Similar findings were made for Chapel View where allegations of abuse included residents entering each other’s bedrooms and threatening assault, spitting incidents and verbal altercations.

Such behaviour was also reflected during a visit to Tignish House in Wicklow, where the service provider was reported to have failed to protect residents from violence and threatening behaviour.

Inspectors noted an assurance from management at Tignish that “all incidents are discussed at the organisation’s clinical meeting where corrective actions and supports are implemented to ensure all residents are safeguarded” was inaccurate and not reflective of actual practice at the centre.

Similar questions arose from the monitoring of incidents at Chapel View where management said there had been “a significant decrease in the number of adverse incidents”, based on observable trends.

This was found not to be the case, with watchdog officials observing that the validity of information had been undermined due to inaccurate data.

Risk assessments

Between them the three centres were found to be non-compliant for a majority of regulatory standards, while major non-compliances were in evidence in 13 out of 27 inspection headings.

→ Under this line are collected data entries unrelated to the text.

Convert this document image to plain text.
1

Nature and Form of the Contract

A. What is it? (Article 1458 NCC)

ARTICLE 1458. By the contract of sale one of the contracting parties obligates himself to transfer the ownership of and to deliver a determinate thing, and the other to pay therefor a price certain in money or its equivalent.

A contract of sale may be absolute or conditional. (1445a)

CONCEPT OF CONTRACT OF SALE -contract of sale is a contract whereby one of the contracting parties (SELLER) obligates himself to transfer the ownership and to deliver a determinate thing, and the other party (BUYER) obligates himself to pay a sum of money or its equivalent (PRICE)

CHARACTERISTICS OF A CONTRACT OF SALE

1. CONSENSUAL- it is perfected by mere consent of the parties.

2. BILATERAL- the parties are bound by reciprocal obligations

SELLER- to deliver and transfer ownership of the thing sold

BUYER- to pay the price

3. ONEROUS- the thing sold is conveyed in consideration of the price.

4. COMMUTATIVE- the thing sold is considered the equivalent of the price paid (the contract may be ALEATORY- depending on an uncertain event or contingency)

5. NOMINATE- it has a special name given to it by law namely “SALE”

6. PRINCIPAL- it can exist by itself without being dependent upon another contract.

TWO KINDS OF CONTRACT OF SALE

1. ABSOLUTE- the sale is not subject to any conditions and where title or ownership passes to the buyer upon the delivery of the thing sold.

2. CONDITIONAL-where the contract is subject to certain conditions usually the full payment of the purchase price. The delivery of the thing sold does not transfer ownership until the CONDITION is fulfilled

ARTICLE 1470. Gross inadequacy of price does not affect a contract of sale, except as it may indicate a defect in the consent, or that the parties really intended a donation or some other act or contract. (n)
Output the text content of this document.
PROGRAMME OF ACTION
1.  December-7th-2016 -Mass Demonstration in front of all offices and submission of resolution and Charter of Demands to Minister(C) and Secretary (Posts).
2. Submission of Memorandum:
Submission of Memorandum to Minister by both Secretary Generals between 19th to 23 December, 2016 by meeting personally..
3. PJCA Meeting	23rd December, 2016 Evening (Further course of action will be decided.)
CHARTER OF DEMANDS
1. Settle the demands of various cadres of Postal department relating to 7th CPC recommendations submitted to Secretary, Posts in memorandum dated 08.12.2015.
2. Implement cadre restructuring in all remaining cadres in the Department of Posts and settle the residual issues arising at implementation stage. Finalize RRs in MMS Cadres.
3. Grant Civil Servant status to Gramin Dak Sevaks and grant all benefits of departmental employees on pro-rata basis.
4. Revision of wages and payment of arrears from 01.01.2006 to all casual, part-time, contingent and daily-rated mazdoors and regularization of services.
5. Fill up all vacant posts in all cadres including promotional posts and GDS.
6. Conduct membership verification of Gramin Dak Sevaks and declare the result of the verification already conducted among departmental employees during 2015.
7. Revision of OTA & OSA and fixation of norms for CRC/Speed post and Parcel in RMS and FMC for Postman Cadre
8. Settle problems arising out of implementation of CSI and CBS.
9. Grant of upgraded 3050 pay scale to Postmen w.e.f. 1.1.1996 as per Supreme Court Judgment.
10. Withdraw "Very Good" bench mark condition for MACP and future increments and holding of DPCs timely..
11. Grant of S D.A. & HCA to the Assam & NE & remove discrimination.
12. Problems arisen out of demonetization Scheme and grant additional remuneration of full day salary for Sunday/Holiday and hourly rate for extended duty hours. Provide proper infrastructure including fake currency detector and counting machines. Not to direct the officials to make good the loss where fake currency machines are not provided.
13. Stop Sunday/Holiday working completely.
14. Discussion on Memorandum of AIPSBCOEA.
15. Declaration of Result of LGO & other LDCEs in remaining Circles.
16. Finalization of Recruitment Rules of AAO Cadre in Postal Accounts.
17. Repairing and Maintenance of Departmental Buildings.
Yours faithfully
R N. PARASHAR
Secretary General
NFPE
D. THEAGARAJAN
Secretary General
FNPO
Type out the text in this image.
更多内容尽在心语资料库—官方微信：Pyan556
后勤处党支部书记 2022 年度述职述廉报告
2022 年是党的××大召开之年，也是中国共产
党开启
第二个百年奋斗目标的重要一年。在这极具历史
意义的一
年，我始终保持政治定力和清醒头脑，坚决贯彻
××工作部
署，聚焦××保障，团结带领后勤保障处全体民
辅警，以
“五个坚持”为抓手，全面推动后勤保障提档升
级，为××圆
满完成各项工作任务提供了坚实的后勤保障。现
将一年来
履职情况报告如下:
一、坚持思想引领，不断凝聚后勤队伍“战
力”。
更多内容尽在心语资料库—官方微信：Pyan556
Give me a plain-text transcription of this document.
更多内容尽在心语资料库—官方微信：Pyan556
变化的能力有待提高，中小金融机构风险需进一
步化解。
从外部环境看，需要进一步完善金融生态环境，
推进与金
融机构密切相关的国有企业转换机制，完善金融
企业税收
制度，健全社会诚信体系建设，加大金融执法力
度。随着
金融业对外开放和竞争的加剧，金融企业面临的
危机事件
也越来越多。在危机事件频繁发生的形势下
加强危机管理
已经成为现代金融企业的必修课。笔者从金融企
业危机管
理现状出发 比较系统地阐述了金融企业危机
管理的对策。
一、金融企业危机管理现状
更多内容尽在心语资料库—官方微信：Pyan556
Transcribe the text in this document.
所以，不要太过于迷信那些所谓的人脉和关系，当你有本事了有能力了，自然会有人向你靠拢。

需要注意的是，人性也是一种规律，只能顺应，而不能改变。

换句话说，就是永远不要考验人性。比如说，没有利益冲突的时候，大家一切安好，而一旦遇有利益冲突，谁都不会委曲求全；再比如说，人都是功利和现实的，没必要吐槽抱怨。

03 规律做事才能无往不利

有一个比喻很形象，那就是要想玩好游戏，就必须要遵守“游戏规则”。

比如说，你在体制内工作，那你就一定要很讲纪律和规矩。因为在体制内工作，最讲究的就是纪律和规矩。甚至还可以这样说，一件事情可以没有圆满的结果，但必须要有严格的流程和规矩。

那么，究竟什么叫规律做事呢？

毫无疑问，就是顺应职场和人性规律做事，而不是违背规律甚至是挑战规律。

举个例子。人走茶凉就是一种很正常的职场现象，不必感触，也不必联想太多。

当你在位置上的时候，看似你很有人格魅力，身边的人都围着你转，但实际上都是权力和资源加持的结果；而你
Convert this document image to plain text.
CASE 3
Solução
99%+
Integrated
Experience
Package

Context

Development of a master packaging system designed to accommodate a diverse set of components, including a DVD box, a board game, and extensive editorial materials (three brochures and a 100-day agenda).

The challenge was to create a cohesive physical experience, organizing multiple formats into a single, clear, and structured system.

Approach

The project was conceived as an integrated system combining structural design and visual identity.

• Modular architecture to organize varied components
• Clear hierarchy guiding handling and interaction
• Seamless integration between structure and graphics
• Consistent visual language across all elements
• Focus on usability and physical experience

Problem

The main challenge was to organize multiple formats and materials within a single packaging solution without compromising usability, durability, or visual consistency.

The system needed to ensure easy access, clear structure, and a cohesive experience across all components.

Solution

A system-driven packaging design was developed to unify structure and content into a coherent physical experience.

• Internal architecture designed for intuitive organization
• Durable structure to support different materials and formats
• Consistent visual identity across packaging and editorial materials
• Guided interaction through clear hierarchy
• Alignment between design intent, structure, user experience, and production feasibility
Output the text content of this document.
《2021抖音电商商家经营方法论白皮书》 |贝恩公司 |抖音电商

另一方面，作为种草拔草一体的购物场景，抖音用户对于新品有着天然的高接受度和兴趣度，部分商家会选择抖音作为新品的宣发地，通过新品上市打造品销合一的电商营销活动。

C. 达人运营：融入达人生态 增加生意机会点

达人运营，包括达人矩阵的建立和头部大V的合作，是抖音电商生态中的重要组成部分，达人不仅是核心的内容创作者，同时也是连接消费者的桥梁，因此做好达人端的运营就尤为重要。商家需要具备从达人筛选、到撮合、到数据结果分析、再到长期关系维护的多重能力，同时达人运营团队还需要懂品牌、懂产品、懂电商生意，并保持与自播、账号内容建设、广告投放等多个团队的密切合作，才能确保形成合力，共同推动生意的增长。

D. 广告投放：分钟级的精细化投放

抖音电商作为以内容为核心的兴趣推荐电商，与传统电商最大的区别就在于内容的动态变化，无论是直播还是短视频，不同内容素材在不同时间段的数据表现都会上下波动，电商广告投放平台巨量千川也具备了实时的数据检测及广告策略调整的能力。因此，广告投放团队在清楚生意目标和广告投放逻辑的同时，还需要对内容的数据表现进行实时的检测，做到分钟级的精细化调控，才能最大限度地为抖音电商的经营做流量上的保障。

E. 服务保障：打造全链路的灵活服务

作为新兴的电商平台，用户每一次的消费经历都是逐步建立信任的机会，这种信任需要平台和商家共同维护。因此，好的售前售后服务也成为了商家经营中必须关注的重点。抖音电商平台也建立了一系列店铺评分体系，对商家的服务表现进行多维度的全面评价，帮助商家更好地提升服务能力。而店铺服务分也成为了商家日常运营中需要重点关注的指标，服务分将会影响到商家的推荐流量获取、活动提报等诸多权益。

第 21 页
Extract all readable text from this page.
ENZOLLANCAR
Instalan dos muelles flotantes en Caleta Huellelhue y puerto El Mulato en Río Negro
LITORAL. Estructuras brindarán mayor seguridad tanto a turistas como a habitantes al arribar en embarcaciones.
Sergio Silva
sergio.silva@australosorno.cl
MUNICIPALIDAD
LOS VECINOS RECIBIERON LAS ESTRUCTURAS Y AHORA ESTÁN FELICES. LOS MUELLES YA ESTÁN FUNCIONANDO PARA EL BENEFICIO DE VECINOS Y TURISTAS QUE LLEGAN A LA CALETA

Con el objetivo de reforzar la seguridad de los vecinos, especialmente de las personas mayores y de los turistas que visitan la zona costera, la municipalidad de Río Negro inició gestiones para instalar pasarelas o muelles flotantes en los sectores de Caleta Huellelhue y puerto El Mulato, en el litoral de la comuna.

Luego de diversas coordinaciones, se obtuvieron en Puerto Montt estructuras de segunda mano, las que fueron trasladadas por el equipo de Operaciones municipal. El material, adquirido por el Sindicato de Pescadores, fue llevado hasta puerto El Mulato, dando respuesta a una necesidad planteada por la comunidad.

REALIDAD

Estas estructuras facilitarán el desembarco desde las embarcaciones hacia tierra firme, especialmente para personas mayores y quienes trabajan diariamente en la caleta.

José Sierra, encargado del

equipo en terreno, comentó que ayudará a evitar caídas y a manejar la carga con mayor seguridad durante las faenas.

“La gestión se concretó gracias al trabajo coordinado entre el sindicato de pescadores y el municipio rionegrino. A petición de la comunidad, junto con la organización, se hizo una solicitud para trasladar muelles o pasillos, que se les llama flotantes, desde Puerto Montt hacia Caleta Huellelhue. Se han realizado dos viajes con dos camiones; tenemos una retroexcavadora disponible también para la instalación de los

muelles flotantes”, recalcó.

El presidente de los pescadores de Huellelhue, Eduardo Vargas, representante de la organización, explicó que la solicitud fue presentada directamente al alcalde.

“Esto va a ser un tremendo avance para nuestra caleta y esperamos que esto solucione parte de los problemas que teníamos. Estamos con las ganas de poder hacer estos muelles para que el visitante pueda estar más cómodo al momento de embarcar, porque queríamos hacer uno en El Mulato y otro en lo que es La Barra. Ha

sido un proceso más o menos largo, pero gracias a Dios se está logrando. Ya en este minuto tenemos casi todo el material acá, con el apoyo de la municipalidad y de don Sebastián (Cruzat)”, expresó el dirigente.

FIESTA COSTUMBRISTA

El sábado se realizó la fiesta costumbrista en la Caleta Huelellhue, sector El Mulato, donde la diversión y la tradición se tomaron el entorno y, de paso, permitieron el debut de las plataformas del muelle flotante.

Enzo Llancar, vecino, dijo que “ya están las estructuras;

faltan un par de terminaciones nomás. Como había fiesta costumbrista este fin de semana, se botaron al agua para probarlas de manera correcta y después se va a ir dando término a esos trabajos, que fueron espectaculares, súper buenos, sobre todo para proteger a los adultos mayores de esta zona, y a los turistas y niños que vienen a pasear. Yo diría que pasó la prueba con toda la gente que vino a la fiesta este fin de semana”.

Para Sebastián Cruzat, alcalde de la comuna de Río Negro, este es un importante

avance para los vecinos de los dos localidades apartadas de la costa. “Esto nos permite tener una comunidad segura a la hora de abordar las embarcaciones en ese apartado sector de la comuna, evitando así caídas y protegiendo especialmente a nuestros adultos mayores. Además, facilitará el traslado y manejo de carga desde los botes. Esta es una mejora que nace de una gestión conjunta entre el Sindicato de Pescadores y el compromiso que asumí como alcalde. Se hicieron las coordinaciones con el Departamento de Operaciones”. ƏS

In response, management at the two Kildare centres undertook to review safeguarding procedures, while Tignish House undertook to carry out risk assessments on residents and re-educate staff in relation to residents’ rights and safeguarding.

In a separate Hiqa report on a Nua Healthcare disability centre in Westmeath, inspectors commended staff at Gainevale House for good practice across a number of areas, including healthcare, support arrangements for residents and medication management.